1960’s definition of operating system is “the software that controls the hardware”.
The primary purpose is to create a workable operating Environment for the user.
It is a collection of software that work and communicate with each other.
Requirements to program a Operating System
Knowledge of the C Programming Languages.
The most common language used in OS development is C, C++.
The concept behind the design of C programming Language was for system level and embedded software development.
Knowledge of x86 Assembly Language
Assembly language (low-level programming language) which provide one to one relation with the processor machine instructions, which is the reason Assembly language is used for programming Hardware.
Objective of Operating System.
Abstraction-To hide details of hardware by creating abstraction
Operating system provides subroutines called devices drives that perform operation on behalf of program for example: Input/Output Operation.
Introduces the file abstraction so that program do not have to deal with disks.
Transform the computer hardware into multiple virtual computer, each belonging to a different program.
Each program that is running is called process.
A program by itself is not a process.
New state :– The process is created. Create system call is used.
Ready State:- The process in this state is ready to acquire CPU.
Running State:-as the name suggest.
Waiting State:-The process are waiting for the resources which are held by others processes.
Terminate State:- During this state, the process finishes its execution.
When a running process becomes suspended due to interrupts or I/O request the operating system may schedule another process for execution.
A program is a passive entity, whereas process is an active entity, where the program counter specifies the next instruction to be executed and set of resources.
Enforces security through abstraction.
Communication:- Os manages inter-process communication between the process that are executing on same system or running on a different system on a distributed system.
Process Management:- performs process scheduling and dispatching.
I/O bound processes
CPU bound processes
Main Memory Management:keeps track of which segment of memory is in use and by which process.
Swapping of the processes is also done by the main memory management unit (MMU).
Secondary Memory Management
Error Detection Recovery
create() -> to create new process
fork() -> to create child process
System call is the programming interface to the services provided by the operating to the services provided by the operating system which is written in a high level language or assembly language.

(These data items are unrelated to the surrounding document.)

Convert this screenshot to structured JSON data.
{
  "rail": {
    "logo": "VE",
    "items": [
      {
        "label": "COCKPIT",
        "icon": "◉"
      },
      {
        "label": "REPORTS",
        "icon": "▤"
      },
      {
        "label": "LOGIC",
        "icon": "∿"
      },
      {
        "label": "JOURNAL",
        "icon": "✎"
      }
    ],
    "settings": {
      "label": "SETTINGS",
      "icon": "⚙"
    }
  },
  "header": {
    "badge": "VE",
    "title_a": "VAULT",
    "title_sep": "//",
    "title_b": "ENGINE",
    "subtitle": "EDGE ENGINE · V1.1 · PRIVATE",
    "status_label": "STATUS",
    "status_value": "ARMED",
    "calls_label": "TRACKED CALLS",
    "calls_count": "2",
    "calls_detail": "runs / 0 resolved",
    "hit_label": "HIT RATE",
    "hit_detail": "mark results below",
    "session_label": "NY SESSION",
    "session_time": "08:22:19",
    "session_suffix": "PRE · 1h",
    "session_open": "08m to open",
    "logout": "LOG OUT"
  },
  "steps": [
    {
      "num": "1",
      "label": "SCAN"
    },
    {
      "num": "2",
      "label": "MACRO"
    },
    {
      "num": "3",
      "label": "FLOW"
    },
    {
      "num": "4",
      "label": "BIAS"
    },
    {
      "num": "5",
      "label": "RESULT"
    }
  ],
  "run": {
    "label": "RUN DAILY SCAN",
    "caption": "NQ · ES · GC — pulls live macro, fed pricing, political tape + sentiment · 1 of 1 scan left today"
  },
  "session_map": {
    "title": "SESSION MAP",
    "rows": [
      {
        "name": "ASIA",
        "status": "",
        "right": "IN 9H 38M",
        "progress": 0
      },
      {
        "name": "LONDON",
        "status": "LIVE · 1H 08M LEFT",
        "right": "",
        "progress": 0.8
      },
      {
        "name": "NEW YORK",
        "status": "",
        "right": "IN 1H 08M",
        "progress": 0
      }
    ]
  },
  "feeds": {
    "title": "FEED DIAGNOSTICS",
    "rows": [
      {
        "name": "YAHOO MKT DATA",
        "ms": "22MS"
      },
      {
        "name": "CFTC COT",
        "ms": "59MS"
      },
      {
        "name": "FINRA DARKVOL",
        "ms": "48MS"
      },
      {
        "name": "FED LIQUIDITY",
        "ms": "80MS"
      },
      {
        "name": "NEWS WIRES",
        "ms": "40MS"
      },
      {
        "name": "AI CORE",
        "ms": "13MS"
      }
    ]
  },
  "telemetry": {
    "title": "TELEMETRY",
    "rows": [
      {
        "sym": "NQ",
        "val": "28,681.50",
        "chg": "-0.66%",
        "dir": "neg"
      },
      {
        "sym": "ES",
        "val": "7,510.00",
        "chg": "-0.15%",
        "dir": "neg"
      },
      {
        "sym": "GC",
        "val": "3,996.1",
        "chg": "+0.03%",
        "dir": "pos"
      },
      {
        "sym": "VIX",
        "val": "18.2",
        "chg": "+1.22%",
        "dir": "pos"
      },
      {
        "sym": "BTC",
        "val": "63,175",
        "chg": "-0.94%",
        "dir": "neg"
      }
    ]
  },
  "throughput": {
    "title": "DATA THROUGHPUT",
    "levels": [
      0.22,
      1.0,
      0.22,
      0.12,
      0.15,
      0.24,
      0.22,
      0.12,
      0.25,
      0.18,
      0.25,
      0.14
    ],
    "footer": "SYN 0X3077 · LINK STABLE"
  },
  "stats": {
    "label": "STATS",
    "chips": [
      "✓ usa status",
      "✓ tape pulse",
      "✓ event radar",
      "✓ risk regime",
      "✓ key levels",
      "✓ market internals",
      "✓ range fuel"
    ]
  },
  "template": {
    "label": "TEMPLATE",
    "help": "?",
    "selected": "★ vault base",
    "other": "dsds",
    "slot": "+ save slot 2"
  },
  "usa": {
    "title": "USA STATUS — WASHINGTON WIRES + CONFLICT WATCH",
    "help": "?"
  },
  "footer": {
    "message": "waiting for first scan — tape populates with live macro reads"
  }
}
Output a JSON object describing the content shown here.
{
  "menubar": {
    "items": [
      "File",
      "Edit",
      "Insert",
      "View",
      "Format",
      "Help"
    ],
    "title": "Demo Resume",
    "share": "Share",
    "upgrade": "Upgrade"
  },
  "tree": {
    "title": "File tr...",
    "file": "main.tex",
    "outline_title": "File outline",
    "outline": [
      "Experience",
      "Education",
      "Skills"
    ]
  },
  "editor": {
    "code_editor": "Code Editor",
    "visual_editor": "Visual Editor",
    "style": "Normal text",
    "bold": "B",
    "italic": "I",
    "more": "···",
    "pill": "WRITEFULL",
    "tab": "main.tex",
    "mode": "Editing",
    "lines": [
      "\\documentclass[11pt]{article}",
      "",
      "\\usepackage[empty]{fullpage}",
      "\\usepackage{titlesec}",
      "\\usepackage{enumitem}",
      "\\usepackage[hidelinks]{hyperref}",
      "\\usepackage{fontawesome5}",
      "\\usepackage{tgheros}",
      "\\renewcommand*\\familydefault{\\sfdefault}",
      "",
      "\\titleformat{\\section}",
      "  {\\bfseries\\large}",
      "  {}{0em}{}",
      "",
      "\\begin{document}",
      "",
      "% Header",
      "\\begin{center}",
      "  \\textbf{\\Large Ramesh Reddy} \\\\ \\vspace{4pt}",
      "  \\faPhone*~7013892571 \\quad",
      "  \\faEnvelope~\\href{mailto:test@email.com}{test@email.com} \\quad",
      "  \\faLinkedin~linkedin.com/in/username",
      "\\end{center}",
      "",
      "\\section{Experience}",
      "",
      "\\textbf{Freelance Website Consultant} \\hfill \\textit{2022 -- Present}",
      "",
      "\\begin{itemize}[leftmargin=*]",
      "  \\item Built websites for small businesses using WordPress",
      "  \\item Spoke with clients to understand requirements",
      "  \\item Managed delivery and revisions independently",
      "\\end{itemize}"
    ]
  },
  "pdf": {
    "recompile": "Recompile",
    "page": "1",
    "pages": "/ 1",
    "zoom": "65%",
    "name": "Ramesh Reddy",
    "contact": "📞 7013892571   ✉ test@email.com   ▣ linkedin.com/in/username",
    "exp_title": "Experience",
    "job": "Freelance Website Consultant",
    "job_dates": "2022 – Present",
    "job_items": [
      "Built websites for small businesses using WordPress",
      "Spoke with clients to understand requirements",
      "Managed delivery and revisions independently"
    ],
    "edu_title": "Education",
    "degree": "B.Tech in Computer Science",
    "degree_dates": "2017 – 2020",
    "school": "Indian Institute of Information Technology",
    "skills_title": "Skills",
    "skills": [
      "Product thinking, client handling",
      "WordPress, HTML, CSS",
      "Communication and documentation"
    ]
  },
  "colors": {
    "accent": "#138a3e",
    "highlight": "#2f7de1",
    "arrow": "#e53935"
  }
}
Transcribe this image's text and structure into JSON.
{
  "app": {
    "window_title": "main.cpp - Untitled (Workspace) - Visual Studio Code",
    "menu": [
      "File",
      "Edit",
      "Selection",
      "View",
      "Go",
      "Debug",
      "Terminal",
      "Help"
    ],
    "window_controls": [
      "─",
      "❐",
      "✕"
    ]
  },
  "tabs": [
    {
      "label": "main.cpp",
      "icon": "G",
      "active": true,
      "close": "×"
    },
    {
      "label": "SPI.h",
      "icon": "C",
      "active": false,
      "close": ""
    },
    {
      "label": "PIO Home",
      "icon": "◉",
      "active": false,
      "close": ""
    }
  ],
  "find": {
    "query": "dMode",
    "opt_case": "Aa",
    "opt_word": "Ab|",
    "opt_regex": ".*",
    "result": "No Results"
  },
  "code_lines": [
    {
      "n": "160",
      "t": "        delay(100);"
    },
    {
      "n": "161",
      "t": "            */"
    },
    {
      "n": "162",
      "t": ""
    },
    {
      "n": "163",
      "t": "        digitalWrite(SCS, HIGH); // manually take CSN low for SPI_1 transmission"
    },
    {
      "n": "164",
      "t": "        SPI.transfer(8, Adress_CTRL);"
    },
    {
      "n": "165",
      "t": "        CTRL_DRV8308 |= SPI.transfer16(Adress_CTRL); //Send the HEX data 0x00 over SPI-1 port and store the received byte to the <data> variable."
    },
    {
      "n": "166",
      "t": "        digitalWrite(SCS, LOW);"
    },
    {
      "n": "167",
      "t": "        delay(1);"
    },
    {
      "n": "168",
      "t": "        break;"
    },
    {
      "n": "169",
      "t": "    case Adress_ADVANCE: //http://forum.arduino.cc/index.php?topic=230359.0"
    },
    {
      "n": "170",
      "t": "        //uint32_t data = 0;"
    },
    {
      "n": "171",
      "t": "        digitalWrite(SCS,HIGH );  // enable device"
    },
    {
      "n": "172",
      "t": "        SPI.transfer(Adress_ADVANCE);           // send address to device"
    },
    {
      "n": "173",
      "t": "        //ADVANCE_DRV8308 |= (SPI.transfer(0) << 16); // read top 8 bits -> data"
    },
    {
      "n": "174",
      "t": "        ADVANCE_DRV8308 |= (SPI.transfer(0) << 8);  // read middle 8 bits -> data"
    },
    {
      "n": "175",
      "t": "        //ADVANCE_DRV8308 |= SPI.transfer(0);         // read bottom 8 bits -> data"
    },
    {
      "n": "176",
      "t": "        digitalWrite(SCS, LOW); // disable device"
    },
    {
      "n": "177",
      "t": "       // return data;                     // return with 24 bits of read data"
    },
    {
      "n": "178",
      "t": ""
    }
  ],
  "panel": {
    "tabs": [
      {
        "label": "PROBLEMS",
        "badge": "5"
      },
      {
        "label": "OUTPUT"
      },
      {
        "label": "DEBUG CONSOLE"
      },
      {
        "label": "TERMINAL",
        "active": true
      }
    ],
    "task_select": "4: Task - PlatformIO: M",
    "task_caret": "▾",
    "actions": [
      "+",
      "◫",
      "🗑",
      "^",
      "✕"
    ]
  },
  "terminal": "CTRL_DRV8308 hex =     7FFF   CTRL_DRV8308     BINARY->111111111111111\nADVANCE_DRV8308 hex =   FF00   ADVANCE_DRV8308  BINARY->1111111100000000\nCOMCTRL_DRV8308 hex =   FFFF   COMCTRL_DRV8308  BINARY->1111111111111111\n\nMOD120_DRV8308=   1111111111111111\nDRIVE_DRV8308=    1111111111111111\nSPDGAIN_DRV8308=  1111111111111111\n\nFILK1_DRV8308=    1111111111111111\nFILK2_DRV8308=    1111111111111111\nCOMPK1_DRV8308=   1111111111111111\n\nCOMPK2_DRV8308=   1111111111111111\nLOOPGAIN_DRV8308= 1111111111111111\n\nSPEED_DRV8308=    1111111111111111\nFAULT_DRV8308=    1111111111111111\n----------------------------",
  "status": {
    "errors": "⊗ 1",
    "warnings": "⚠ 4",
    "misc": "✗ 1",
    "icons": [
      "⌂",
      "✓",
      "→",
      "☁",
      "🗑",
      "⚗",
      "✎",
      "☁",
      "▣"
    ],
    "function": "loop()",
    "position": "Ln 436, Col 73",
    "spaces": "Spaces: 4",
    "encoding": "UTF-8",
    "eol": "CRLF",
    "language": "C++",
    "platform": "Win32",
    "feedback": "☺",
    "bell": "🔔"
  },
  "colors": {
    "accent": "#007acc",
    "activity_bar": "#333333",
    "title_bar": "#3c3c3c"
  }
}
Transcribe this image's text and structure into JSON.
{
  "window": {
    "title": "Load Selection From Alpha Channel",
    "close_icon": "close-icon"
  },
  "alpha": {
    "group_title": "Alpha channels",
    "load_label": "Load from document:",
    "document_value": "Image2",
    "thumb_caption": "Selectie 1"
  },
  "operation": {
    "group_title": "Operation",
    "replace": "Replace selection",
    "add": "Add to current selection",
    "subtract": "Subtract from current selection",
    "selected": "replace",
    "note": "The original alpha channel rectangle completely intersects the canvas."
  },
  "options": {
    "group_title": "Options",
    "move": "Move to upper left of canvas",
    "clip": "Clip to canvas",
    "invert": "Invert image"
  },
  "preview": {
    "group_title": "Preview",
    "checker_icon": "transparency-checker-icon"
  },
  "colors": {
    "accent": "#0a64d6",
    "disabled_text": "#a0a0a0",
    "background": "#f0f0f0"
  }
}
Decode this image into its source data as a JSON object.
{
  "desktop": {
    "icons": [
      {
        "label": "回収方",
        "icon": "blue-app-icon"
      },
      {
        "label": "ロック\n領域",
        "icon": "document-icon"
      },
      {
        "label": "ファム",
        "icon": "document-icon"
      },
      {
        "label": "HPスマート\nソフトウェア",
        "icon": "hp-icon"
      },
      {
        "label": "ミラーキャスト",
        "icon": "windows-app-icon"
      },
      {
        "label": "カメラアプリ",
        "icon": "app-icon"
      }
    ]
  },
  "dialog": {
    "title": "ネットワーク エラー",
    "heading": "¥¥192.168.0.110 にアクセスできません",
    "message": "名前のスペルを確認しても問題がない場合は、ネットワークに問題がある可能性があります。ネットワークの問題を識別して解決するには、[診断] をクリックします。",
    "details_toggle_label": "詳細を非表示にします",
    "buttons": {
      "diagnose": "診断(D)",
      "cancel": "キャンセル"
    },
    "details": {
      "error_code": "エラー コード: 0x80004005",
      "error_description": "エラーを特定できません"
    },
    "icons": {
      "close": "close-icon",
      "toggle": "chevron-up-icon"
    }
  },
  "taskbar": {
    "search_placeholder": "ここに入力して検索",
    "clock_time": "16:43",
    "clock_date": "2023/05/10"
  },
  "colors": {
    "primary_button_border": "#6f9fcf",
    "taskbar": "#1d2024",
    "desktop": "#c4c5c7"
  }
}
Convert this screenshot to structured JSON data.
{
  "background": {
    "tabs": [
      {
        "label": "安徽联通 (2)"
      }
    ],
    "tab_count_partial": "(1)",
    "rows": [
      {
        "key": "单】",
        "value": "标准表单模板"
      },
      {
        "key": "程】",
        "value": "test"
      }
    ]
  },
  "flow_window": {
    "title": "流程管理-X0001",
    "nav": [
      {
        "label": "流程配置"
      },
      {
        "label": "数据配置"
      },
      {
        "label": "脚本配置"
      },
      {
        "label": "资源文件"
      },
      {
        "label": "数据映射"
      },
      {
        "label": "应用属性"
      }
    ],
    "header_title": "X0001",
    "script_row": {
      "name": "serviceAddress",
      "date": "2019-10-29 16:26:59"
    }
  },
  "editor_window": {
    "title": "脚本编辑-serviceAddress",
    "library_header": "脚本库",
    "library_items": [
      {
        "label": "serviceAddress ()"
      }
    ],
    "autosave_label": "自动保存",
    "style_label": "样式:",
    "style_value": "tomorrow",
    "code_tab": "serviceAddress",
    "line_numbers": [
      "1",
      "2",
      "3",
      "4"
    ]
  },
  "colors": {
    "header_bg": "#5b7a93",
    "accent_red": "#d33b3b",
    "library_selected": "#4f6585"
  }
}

Each system call is associated with a number.
Type of System Call
Process Control System Call
File Manipulation System Call
Device Manipulation System Call
Information maintenance System Call
Communication System Call
Provide Graphical User Interface
Types of Operating System
I) Batch processing
Limited resources as one CPU, one memory.
Program are stored in batch.
Several program with similar need are batched together on a single input tape and processed through CPU as a group.
The programmer sorts the programs into batches with similar requirements and runs each batch.
Spooling: Simultaneous peripheral operation .
Resource utilization is less ,as when one work other remains idle.
Output is time taking.
Single program runs simultaneous due to which resource does not sit idle.
CPU scheduling:- When several jobs are scheduled for execution and or ready to acquire CPU at the same time the OS must choose one of them.
This decision is called CPU scheduling.
III) Time sharing:- Logical extension of multi-programming. In this OS, each program gets a fixed amount of time.
CPU executes multiple programs by switching among the programs.
Switching occur so quickly that user can interact with program while it is running.
Provides a good response time.
Allows many user to share the computer simultaneously.
It uses CPU scheduling with multi-programming.
IV) Multiprocessing/Parallel :-
More than one processor in close.
By increasing the processor we can expect more work can be done from the system.
Increased reliability:- If the function can be distributed properly among several processor then the failure of one processor does not halt the processor, except for slowing it down.
There are two types of multi-processor:-
Symmetric Multi-processor:- Each processor runs an identical copy of an OS and these copies communicate with other on demand or as needed.
Asymmetric:- Each processor is assigned a specific task.Here a master processor controls the system and other processor have their own predefined task.
Multi-processor can save more money than multiple single processor system because they can share peripheral, storage devices, etc.
Collection of autonomous computer capable of communication and co-operation through hardware and software connection.
Major Objective of distributed OS is transparency.
The component and resource distribution should be hidden from users and application programs until explicit demand.
It provides the means for system wide sharing of resources such as computational capacity, files, etc.
VI) Real time:- specifically designed to respond to the events that happens in real time.
This includes computer system for ICU equipment, emergencies, etc.
Processing must be done with the given time constraint otherwise it is failure.